The rules are hardly the “keep it in the ground” sort. Rather, they are the type of measures that a sensible company would take on its own. Nevertheless, industry advocacy groups claim that the cost of compliance, as high as $50,000 per well, would shut down thousands of oil and gas wells across the country. And as a result, destroy the communities that depend on the jobs, the royalties, and the taxes from production.

This doesn’t compute. First, productive wells bring in millions of dollars per year, even in this low-price environment. So, $50,000 isn’t going to kill them. Indeed, those operators stand to recoup some or all of their costs by selling the natural gas that otherwise would have wafted into the air. As for the hundreds of low-production “stripper wells” out there, they can be exempted from provisions of the rule if the operator can demonstrate that the rules could put them out of business.  It’s highly unlikely that any wells will be shut down as a result of these regulations, alone.

And, as industry spokespeople like to point out, many operators have already replaced valves, improved liquids unloading processes, or otherwise modernized their equipment, so they are already in compliance and the new regulations should not impose any additional costs. Take ConocoPhillips. Its San Juan Basin facilities collectively make up one of the biggest emitters of methane in the nation. But between 2013 and 2014, it cut emissions from those facilities in half—mostly by implementing the same measures required by the new rules—and then continued to cut into 2015. It didn’t damage the bottom line: The company reaped a $6.9 billion profit in 2014.

Colorado passed methane emissions rules for the oil and gas industry in 2014. Though they don’t apply to flaring, they are otherwise similar to the Bureau of Land Management rules. That state has not seen mass well shut-ins as a result, and in fact, many oil and gas producers supported the regulations.
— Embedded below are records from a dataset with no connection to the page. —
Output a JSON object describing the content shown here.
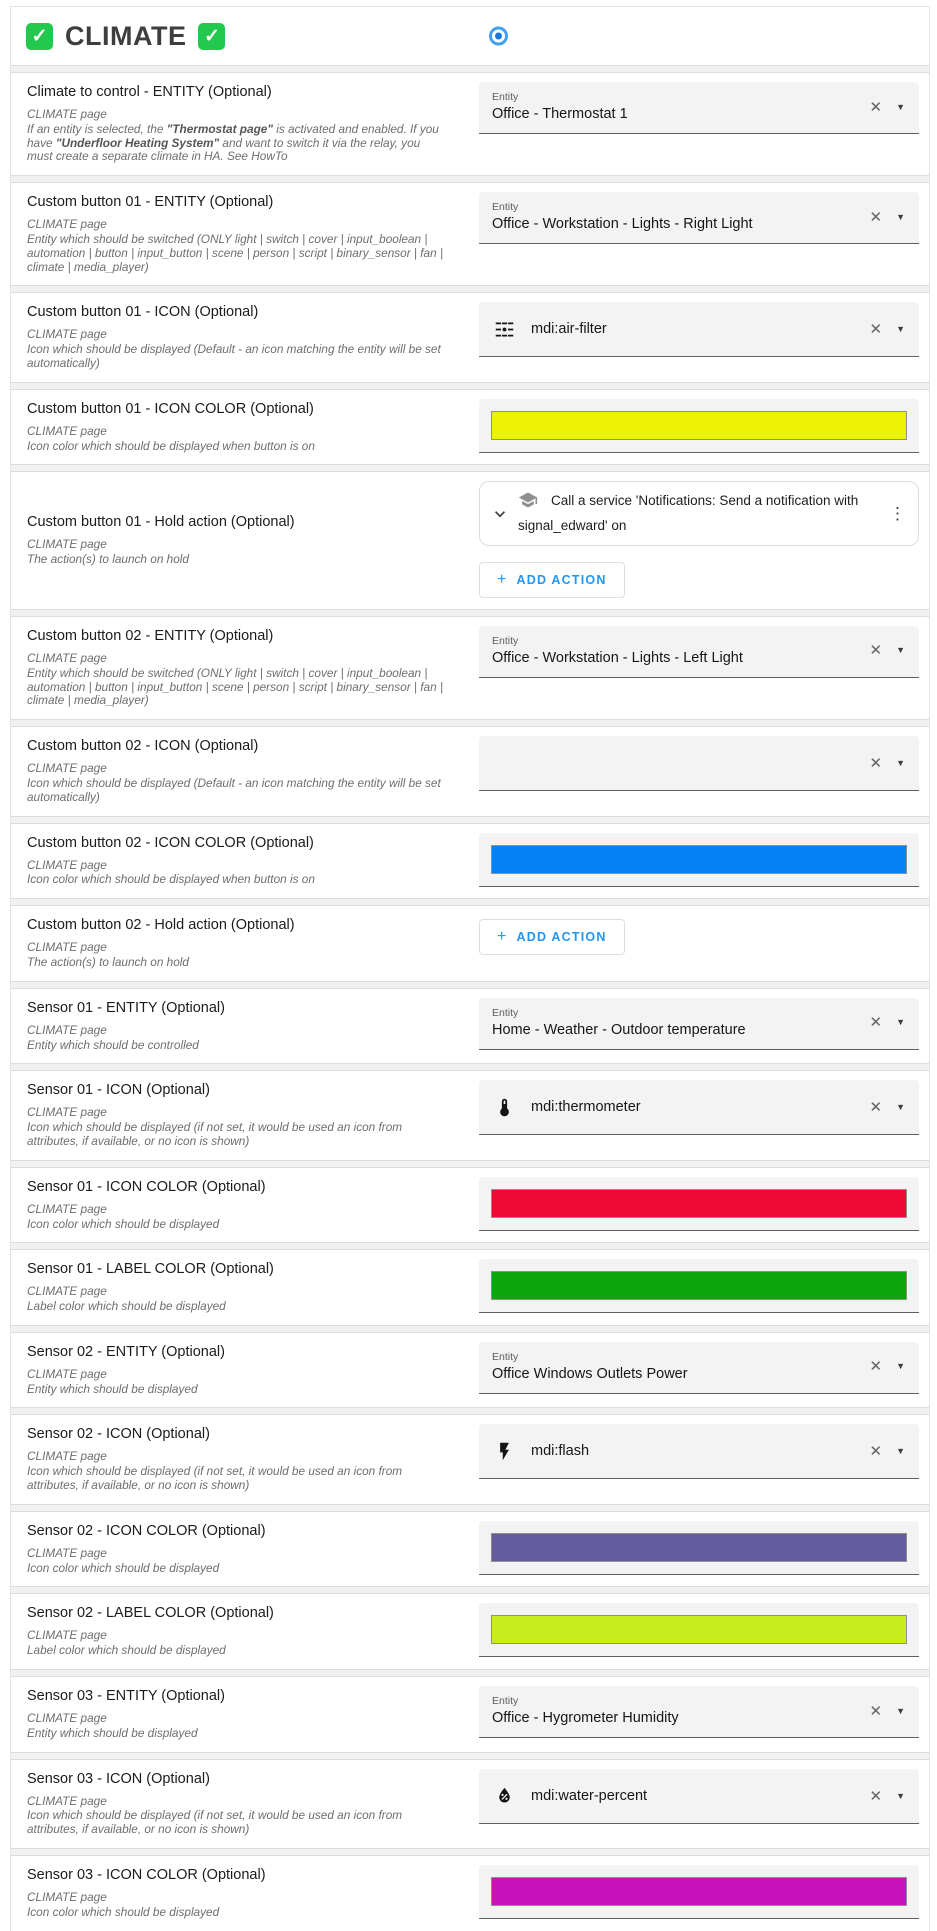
{
  "header": {
    "title": "CLIMATE",
    "check_glyph": "✓",
    "radio_selected": true
  },
  "ui": {
    "entity_field_label": "Entity",
    "add_action_label": "ADD ACTION",
    "plus": "+",
    "clear_glyph": "✕",
    "caret_glyph": "▼",
    "kebab_glyph": "⋮"
  },
  "rows": [
    {
      "title": "Climate to control - ENTITY (Optional)",
      "page": "CLIMATE page",
      "desc": [
        {
          "t": "If an entity is selected, the ",
          "b": false
        },
        {
          "t": "\"Thermostat page\"",
          "b": true
        },
        {
          "t": " is activated and enabled. If you have ",
          "b": false
        },
        {
          "t": "\"Underfloor Heating System\"",
          "b": true
        },
        {
          "t": " and want to switch it via the relay, you must create a separate climate in HA. See HowTo",
          "b": false
        }
      ],
      "control": {
        "kind": "entity",
        "value": "Office - Thermostat 1"
      }
    },
    {
      "title": "Custom button 01 - ENTITY (Optional)",
      "page": "CLIMATE page",
      "desc": "Entity which should be switched (ONLY light | switch | cover | input_boolean | automation | button | input_button | scene | person | script | binary_sensor | fan | climate | media_player)",
      "control": {
        "kind": "entity",
        "value": "Office - Workstation - Lights - Right Light"
      }
    },
    {
      "title": "Custom button 01 - ICON (Optional)",
      "page": "CLIMATE page",
      "desc": "Icon which should be displayed (Default - an icon matching the entity will be set automatically)",
      "control": {
        "kind": "icon",
        "glyph": "air-filter-icon",
        "value": "mdi:air-filter"
      }
    },
    {
      "title": "Custom button 01 - ICON COLOR (Optional)",
      "page": "CLIMATE page",
      "desc": "Icon color which should be displayed when button is on",
      "control": {
        "kind": "color",
        "color": "#EBF203"
      }
    },
    {
      "title": "Custom button 01 - Hold action (Optional)",
      "page": "CLIMATE page",
      "desc": "The action(s) to launch on hold",
      "control": {
        "kind": "actions",
        "card": {
          "icon": "service-icon",
          "text": "Call a service 'Notifications: Send a notification with signal_edward' on"
        }
      }
    },
    {
      "title": "Custom button 02 - ENTITY (Optional)",
      "page": "CLIMATE page",
      "desc": "Entity which should be switched (ONLY light | switch | cover | input_boolean | automation | button | input_button | scene | person | script | binary_sensor | fan | climate | media_player)",
      "control": {
        "kind": "entity",
        "value": "Office - Workstation - Lights - Left Light"
      }
    },
    {
      "title": "Custom button 02 - ICON (Optional)",
      "page": "CLIMATE page",
      "desc": "Icon which should be displayed (Default - an icon matching the entity will be set automatically)",
      "control": {
        "kind": "icon",
        "glyph": null,
        "value": ""
      }
    },
    {
      "title": "Custom button 02 - ICON COLOR (Optional)",
      "page": "CLIMATE page",
      "desc": "Icon color which should be displayed when button is on",
      "control": {
        "kind": "color",
        "color": "#0481F2"
      }
    },
    {
      "title": "Custom button 02 - Hold action (Optional)",
      "page": "CLIMATE page",
      "desc": "The action(s) to launch on hold",
      "control": {
        "kind": "actions",
        "card": null
      }
    },
    {
      "title": "Sensor 01 - ENTITY (Optional)",
      "page": "CLIMATE page",
      "desc": "Entity which should be controlled",
      "control": {
        "kind": "entity",
        "value": "Home - Weather - Outdoor temperature"
      }
    },
    {
      "title": "Sensor 01 - ICON (Optional)",
      "page": "CLIMATE page",
      "desc": "Icon which should be displayed (if not set, it would be used an icon from attributes, if available, or no icon is shown)",
      "control": {
        "kind": "icon",
        "glyph": "thermometer-icon",
        "value": "mdi:thermometer"
      }
    },
    {
      "title": "Sensor 01 - ICON COLOR (Optional)",
      "page": "CLIMATE page",
      "desc": "Icon color which should be displayed",
      "control": {
        "kind": "color",
        "color": "#EC0A35"
      }
    },
    {
      "title": "Sensor 01 - LABEL COLOR (Optional)",
      "page": "CLIMATE page",
      "desc": "Label color which should be displayed",
      "control": {
        "kind": "color",
        "color": "#0CA50C"
      }
    },
    {
      "title": "Sensor 02 - ENTITY (Optional)",
      "page": "CLIMATE page",
      "desc": "Entity which should be displayed",
      "control": {
        "kind": "entity",
        "value": "Office Windows Outlets Power"
      }
    },
    {
      "title": "Sensor 02 - ICON (Optional)",
      "page": "CLIMATE page",
      "desc": "Icon which should be displayed (if not set, it would be used an icon from attributes, if available, or no icon is shown)",
      "control": {
        "kind": "icon",
        "glyph": "flash-icon",
        "value": "mdi:flash"
      }
    },
    {
      "title": "Sensor 02 - ICON COLOR (Optional)",
      "page": "CLIMATE page",
      "desc": "Icon color which should be displayed",
      "control": {
        "kind": "color",
        "color": "#655C9E"
      }
    },
    {
      "title": "Sensor 02 - LABEL COLOR (Optional)",
      "page": "CLIMATE page",
      "desc": "Label color which should be displayed",
      "control": {
        "kind": "color",
        "color": "#C9EC1D"
      }
    },
    {
      "title": "Sensor 03 - ENTITY (Optional)",
      "page": "CLIMATE page",
      "desc": "Entity which should be displayed",
      "control": {
        "kind": "entity",
        "value": "Office - Hygrometer Humidity"
      }
    },
    {
      "title": "Sensor 03 - ICON (Optional)",
      "page": "CLIMATE page",
      "desc": "Icon which should be displayed (if not set, it would be used an icon from attributes, if available, or no icon is shown)",
      "control": {
        "kind": "icon",
        "glyph": "water-percent-icon",
        "value": "mdi:water-percent"
      }
    },
    {
      "title": "Sensor 03 - ICON COLOR (Optional)",
      "page": "CLIMATE page",
      "desc": "Icon color which should be displayed",
      "control": {
        "kind": "color",
        "color": "#C813BC"
      }
    }
  ]
}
That’s in part because enlightened operators see in these and other regulations an opportunity for economic development. Whatever a company spends on compliance is not vanishing into the ether. It’s going towards different jobs, equipment and the local economy. Many operators hire local leak detection and repair services, for example, thus supporting small business. Rather than killing a gold-egg-laying goose, the rules are propagating new ones.

Even if the cost of compliance does shut down some wells, the oil and gas is not lost forever. It’s being stored up underground for later extraction, when supplies are more limited, prices are higher, and more money can be made off of it. 

In mining country, the tailings wars raged for at least fifty years. State legislators passed laws purportedly protecting fish from tailings, but they were never enforced. Judges often ruled in favor of the farmers, and sometimes even awarded them damages. But they also bought into the miners’ economic arguments, and time after time refused to issue injunctions against dumping or to require the miners to build simple tailings-impoundment systems. That’s in spite of the fact that such systems, amounting to a wall made of sand or logs, cost a tiny fraction of what the mines made each day. Had they kept the tailings around, they could have reprocessed them later with better technology and recovered valuable metals. They dumped them into the rivers instead.

The cost of this inaction was high: Fields were damaged, crops stunted, down-streamers were forced to drink nasty water, hydroelectric turbines and domestic water intakes were mucked up, and miles and miles of streams were rendered uninhabitable to fish.

And the return? The mine, mill, and smelter owners who, more often than not, lived in Maine, Kansas City or New Jersey, raked in just a little bit more profit to add to their empires.